Soper and Fetzer do some serious statistical analysis and reach several conclusions. First, that trans-national religious doctrines and presumptive loyalties do not undermine narrower, nationalistic identities. In their words, "all religions appear to have come to terms with the narrower confines of nationalism." Second, and more surprising to me: "at the aggregate level, religiosity and nationalism are strongly correlated in democratic states, but not in authoritarian ones." In other words, the efforts of authoritarian government to co-opt religion backfire and democratic governments are more adept at utilizing their citizens' religious sentiments for political purposes.

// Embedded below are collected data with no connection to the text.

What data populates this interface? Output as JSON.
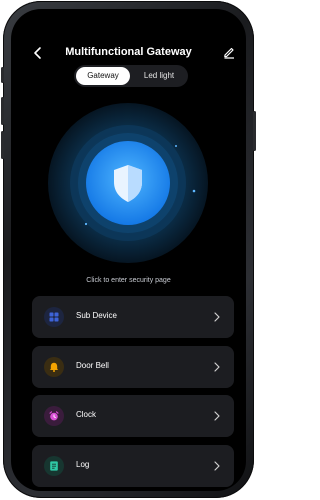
{
  "header": {
    "title": "Multifunctional Gateway"
  },
  "tabs": [
    {
      "label": "Gateway",
      "active": true
    },
    {
      "label": "Led light",
      "active": false
    }
  ],
  "security": {
    "hint": "Click to enter security page",
    "icon": "shield-icon"
  },
  "menu": [
    {
      "label": "Sub Device",
      "icon": "grid-icon",
      "icon_color": "#3d63d8",
      "icon_bg": "#1d2540"
    },
    {
      "label": "Door Bell",
      "icon": "bell-icon",
      "icon_color": "#f4a300",
      "icon_bg": "#3a2d12"
    },
    {
      "label": "Clock",
      "icon": "alarm-clock-icon",
      "icon_color": "#d94fd6",
      "icon_bg": "#3a1c3c"
    },
    {
      "label": "Log",
      "icon": "log-icon",
      "icon_color": "#2fc9a6",
      "icon_bg": "#173630"
    }
  ],
  "colors": {
    "background": "#000000",
    "card": "#1c1d21",
    "accent": "#1e8cff"
  }
}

Pragmatically, "a calculating political leader should understand that jailing religious people is a less effective strategy in promoting a national agenda than is stumping for their vote."

What does this mean for serious adherents of a religious tradition? As the authors conclude,
Political leaders in democracies seem to be more effective in getting religious adherents to abandon the transnational doctrines of their faith. To the degree to which the core of religious traditions promotes cross-national solidarity, in short, democracy runs the danger of distorting the religion. Religious believers in authoritarian regimes might be more likely to find themselves in jail, but less likely to have ignored what the essence of their faith.
The old adage that the Christian Church was built on the blood of martyrs seems still to be true, if by the Church we include a commitment to doctrine and community that transcend the nation-state. de Tocqueville was correct: "when a religion contracts an alliance like this, I do not fear to say that it acts as a man would: it sacrifices the future with a view to the present, and in obtaining a power that is not due to it, it risks its legitimate power. . . Religion, therefore, cannot share the material force of those who govern without being burdened with a part of the hatreds to which they give rise."